Human Rights at Stake: Media Framing and Undocumented Immigrants' Rights to Health Care  
Anahi Viladrich (Queens College & The Graduate Center, CUNY)

Paper short abstract:

Passage of the 2010 US Health Reform Act excluded unauthorized immigrants from receiving all types of federal aid for health coverage. This paper uses a human rights framework to examine media constructions of immigrants’ deservingness on the basis of economic and public health grounds.

Paper long abstract:

Passage of the 2010 US Health Reform Act excluded unauthorized immigrants from receiving all types of federal aid for health coverage. This paper relies on a human rights framework to critically discuss mainstream media constructions of deservingness, which rationalizes undocumented immigrants' access to health coverage on the basis of economic and public health grounds. A human rights critique allows us to understand that the overall US media's positive views of unauthorized immigrants are in tune with long neoliberal assertions that view them as "worthy" — as both responsible students and productive workers who are not going to become "public charges".

Three media frames will be particularly examined.
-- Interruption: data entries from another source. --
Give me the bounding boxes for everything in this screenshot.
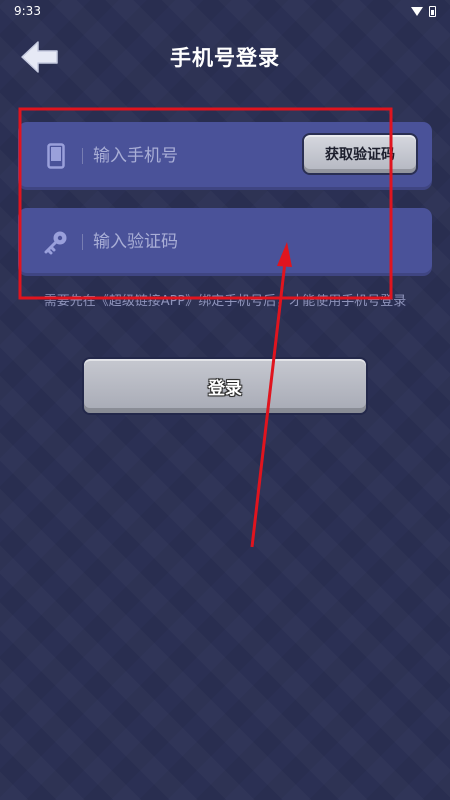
status-bar: 9:33 bbox=[0, 0, 450, 22]
back-arrow-icon bbox=[21, 41, 58, 73]
phone-icon bbox=[34, 134, 78, 178]
phone-field: 获取验证码 bbox=[18, 122, 432, 190]
code-input[interactable] bbox=[93, 222, 432, 262]
header: 手机号登录 bbox=[0, 34, 450, 80]
status-time: 9:33 bbox=[14, 4, 41, 18]
battery-icon bbox=[429, 5, 436, 17]
code-field bbox=[18, 208, 432, 276]
page-title: 手机号登录 bbox=[170, 46, 280, 70]
field-divider bbox=[82, 234, 83, 250]
field-divider bbox=[82, 148, 83, 164]
status-icons bbox=[411, 5, 436, 17]
hint-text: 需要先在《超级链接APP》绑定手机号后，才能使用手机号登录 bbox=[43, 294, 407, 309]
login-button[interactable]: 登录 bbox=[82, 357, 368, 415]
get-code-button[interactable]: 获取验证码 bbox=[302, 133, 418, 175]
key-icon bbox=[34, 220, 78, 264]
wifi-icon bbox=[411, 6, 423, 16]
back-button[interactable] bbox=[20, 40, 60, 74]
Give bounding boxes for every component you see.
A "cost-effective" frame (i.e., benefits surpass costs) works in tandem with a "cost-saving" one (i.e., preventive care reduces costs), making DREAMers ideal candidates for government-sponsored coverage. Portrayed as young and healthy patients, their insurance premiums would help reduce health care costs for everyone in the United States. Preventive measures, including vaccinations and screening tests, are seen as rational means for curbing both the spread of infectious disease and costly long-term care. A third frame — the "effortful immigrant" — features DREAMers' industriousness and their blamelessness concerning the conditions by which they came to be unauthorized immigrants. Ultimately, denying unauthorized youth access to government-sponsored programs would lead to preventable losses in productivity and higher costs in emergency services, thus negatively impacting the US economy.